Je ne sais pas comment je me suis débrouillé, mais je me suis retrouvé à Autoreille, très en dehors de l’itinéraire, du coup j’ai perdu près d’une heure et demie pour corriger le tir. Il faut oublier l’option quatorze heures. Pour une fois qu’il ne pleut pas je profite du paysage et j’ai dû rater une balise. Dans les champs beaucoup d’animaux, surtout des chevaux, magnifiques, qui m’encouragent chacun à leur façon. En route j’ai goûté quelques mûres, mais si elles sont belles, bien noires, elles sont toujours aussi acides.
À propos de chevaux, chez moi, à Auffargis, pendant la période de confinement ce sont les gendarmes à cheval qui surveillent la bonne application des règles de distanciations et les déclarations dérogatoires de circulation. Sur la chaussée on les entend venir de loin, clip, clap, clip, clap, un petit bruit habituellement sympathique, mais qui, vu les circonstances, est devenu stressant ( Ai-je dépassé l’heure ? Suis-je toujours dans le rayon d’un kilomètre ? Est-ce que ces courses vont-elles être reconnues comme « essentielles »? N’ai-je pas oublié m’a déclaration ?) Ça serait c.. d’attraper une prune de 135 euros. En fait c’est pour mon bien, pour éviter que je sois envahi par l’anxiété due au virus, comme avec un enfant, on détourne mon attention en me présentant un leurre, la peur du gendarme avec tout ce que cela comporte d’aléatoire dans l’interprétation des textes. Mais, est-ce grâce à ma chevelure grise, toujours aussi clairsemée mais désormais hirsute ? À chaque fois, ils m’ont scruté de haut sans rien me demander.

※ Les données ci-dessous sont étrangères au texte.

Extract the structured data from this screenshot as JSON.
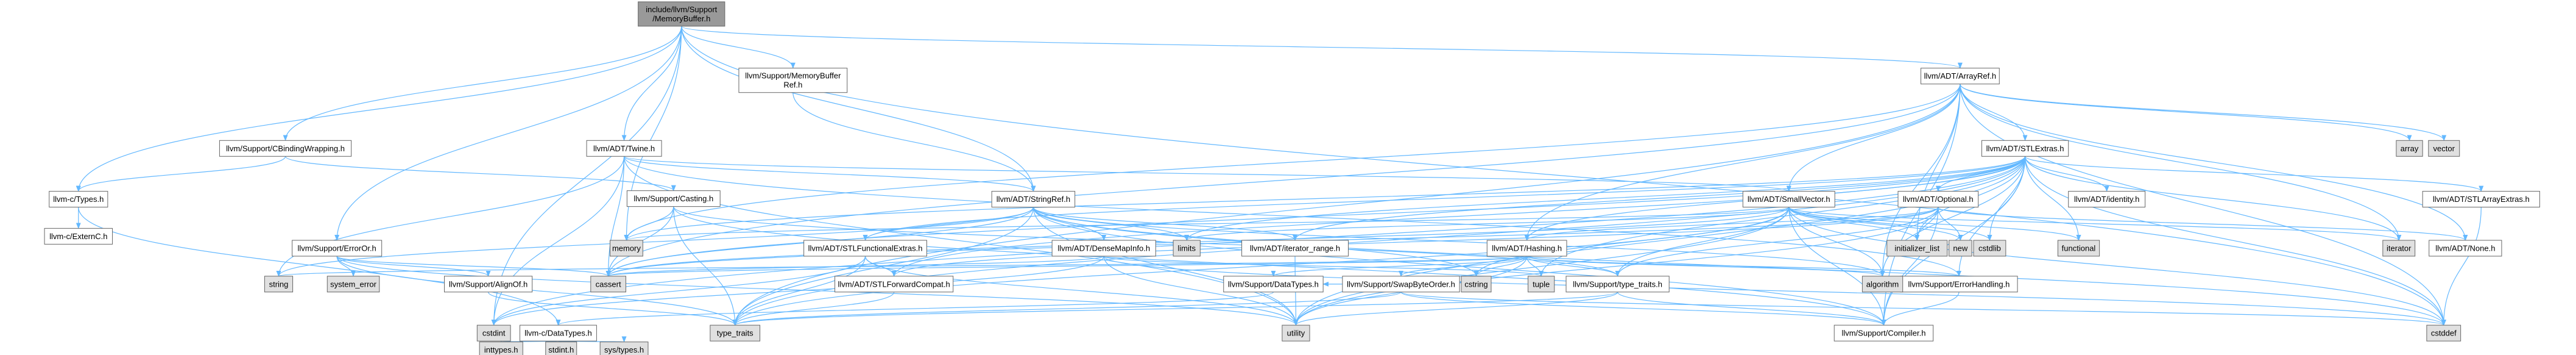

Arrêté à l’abri d’une barrière en planches, sans doute un sas pour trier le bétail, je fais une pause, cela fait trois heures que je marche depuis Gy. Dans son programme, le « marcheur marathonien méthodique » a prévu un arrêt toutes les trois heures, c’est donc forcément le bon rythme. « Le monde est petit », je sais, c’est un cliché, mais hier j’ai appris qu’il habitait Bellheim jumelée avec Le Perray-en-Yvelines, une ville voisine d’Auffargis qu’il connaît bien.
Vers midi je traverse Gézier-et-Fontenelay avec ses lavoirs dont un sous la mairie. À treize heures trente c’est au tour d’Étuz avec ses deux étranges lavoirs jumeaux en forme de temples grecs. Sur le pont qui enjambe l’Ognon un petit monument rappelle qu’ici a eu lieu une bataille terrible lors de la guerre de 1870, une guerre oubliée, il faut dire que c’était une défaite. À Cussey-sur-L’Ognon la mairie héberge aussi un lavoir ou plutôt un abreuvoir comme le précise une pancarte : « Défense de se servir de cette auge pour toute autre chose que pour ABREUVER LE BETAIL ».
Par moment la Via Francigena, pour économiser le goudron, nous fait emprunter des chemins, ça monte, ça descend, beaucoup de racines glissantes et dans lesquelles on manque de se prendre les pieds. C’est sûrement plus bucolique, mais du coup on n’avance pas, ou à pas prudents.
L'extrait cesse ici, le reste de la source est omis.